Studio album by Perry Como
- Released: October 1968
- Recorded: August 1, 3, 6, 1968
- Genre: Vocal
- Label: RCA Victor
- Producer: Andy Wiswell

Perry Como chronology
| Perry Como in Italy (1966) | The Perry Como Christmas Album (1968) | Look to Your Heart (1968) |

= The Perry Como Christmas Album =

The Perry Como Christmas Album is Perry Como's 15th RCA Victor 12" long-play album.

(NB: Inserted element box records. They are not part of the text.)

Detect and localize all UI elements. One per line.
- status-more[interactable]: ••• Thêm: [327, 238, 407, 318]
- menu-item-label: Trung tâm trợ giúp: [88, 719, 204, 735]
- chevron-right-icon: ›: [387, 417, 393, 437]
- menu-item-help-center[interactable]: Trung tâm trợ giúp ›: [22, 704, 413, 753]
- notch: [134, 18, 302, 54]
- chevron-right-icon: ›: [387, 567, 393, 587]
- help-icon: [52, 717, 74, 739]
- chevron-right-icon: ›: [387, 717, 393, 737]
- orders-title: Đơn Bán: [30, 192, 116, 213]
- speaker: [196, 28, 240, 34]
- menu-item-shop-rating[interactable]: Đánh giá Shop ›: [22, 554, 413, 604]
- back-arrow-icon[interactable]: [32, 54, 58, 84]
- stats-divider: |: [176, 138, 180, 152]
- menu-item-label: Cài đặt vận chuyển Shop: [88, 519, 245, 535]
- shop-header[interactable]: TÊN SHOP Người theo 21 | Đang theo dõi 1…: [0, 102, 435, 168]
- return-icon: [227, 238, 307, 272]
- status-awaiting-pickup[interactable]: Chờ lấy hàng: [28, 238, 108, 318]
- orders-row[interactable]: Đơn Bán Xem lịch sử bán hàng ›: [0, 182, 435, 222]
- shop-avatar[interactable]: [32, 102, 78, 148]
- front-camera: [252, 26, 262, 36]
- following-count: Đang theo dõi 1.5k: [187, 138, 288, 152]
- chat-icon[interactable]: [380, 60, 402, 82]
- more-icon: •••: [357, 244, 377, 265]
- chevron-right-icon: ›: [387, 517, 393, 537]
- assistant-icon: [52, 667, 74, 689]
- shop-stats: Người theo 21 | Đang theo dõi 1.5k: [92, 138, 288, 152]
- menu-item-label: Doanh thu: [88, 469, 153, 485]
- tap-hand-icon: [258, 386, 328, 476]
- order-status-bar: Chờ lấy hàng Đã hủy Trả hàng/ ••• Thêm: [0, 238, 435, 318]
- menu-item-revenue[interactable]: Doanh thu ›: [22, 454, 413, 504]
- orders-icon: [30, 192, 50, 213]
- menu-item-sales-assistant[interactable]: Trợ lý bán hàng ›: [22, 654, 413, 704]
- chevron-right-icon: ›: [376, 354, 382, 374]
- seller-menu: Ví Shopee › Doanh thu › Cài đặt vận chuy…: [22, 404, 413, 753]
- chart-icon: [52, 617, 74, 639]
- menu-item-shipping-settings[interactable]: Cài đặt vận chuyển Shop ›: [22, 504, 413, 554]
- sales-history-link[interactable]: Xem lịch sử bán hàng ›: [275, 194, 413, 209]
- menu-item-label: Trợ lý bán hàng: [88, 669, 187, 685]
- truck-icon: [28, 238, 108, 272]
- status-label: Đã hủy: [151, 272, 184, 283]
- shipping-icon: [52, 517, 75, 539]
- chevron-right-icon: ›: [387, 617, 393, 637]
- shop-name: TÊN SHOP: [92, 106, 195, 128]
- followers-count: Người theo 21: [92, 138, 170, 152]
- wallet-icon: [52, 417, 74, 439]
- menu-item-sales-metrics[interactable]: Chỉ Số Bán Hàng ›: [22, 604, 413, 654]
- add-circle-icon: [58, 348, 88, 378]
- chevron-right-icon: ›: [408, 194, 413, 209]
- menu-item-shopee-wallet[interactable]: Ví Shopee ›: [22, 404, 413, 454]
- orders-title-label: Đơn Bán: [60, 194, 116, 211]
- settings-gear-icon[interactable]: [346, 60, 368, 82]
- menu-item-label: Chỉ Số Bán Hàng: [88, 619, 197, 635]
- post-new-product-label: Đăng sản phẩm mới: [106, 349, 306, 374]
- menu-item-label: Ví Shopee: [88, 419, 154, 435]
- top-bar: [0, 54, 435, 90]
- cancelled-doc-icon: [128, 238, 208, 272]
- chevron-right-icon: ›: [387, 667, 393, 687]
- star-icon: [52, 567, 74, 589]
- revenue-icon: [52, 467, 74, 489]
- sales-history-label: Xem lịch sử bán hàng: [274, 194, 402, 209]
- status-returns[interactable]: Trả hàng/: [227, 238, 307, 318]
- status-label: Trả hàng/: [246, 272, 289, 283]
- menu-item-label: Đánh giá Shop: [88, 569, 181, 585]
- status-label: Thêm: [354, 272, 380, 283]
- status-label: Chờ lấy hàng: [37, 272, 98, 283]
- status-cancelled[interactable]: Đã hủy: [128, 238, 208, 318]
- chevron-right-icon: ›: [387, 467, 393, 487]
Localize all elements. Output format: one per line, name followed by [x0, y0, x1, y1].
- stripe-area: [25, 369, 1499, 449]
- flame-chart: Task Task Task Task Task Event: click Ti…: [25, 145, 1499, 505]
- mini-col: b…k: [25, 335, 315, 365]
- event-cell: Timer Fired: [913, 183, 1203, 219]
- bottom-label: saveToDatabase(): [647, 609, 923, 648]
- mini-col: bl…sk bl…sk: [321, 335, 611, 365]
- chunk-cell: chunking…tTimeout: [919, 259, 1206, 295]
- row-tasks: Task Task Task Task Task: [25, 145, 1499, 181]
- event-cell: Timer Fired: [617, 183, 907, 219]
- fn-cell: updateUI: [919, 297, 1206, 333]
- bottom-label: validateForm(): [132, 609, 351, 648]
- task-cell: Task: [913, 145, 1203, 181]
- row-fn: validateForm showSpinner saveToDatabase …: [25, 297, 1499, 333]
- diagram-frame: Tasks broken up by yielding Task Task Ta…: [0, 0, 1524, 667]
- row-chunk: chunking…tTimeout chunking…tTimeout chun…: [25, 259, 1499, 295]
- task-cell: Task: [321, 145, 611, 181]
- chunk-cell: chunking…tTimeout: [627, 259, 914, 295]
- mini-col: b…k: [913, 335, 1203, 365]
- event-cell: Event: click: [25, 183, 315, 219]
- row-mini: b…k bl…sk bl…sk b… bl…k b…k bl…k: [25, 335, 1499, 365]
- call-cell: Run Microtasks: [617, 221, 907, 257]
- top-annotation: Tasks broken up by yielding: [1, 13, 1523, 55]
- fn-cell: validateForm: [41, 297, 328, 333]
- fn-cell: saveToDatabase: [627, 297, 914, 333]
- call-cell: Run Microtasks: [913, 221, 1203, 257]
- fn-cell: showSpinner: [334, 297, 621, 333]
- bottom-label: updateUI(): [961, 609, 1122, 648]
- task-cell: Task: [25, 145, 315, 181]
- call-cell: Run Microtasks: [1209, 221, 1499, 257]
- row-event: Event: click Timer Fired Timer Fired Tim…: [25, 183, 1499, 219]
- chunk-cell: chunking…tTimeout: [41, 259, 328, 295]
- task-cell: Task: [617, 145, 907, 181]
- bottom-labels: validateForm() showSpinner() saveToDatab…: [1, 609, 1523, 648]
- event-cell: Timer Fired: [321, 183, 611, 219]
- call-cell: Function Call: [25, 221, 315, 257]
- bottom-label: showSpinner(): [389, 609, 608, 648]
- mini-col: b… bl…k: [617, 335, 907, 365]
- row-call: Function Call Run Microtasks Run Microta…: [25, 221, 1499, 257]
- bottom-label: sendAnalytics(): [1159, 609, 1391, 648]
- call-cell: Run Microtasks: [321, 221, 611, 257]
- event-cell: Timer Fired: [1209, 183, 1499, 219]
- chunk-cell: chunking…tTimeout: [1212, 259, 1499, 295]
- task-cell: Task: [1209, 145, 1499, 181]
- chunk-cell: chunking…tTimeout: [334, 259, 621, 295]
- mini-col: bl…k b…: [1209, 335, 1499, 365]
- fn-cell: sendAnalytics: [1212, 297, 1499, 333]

Como is accompanied on the album by the Ray Charles Singers and an orchestra arranged and conducted by Nick Perito. On two songs, "The Little Drummer Boy" and "Have Yourself a Merry Little Christmas", boy choristers from the Little Church Around the Corner and from Saint Thomas Church (Manhattan) also participated.

Professional ratings
Review scores
| Source | Rating |
| AllMusic |  |

==Track listing==
===Side one===
1. "Christmas Eve" (Music by Gerard Andre Biesel and lyrics by Ray Charles)
2. "Do You Hear What I Hear?" (Words and Music by Noël Regney and Gloria Shayne Baker)
3. "Christ Is Born" (Words and Music by Domenico Bartolucci and Ray Charles)
4. "The Little Drummer Boy" (Words and Music by Henry Onerati, Katherine Davis and Harry Simeone)
5. "There Is No Christmas Like a Home Christmas" (Words and Music by Carl Sigman and Mickey J. Addy)
6. "O Holy Night" (Words and Music by Adolphe Charles Adam)

===Side two===
1. "Caroling, Caroling" (Words and Music by Wihla Hutson and Alfred Burt)
2. "The First Noël" (Traditional Christmas Music)
3. "Hark! The Herald Angels Sing" (Music by Felix Mendelssohn and lyrics by Charles Wesley)
4. "Silent Night" (Music by Joseph Mohr and lyrics by Franz Gruber)
5. "Silver Bells" (Music and Lyrics by Jay Livingston and Ray Evans)
6. "Toyland" (Words and Music by Victor Herbert)
7. "Have Yourself a Merry Little Christmas" (Words and Music by Hugh Martin and Ralph Blane)
8. "Ave Maria" (Original Music by Franz Schubert)

Como also recorded a rendition of the Wihla Hutson-Alfred Burt composition "Some Children See Him" during the sessions, but this was omitted from the finished album, presumably due to space limitations. The track remained unreleased until its inclusion on a 1999 CD compilation of Como Christmas recordings.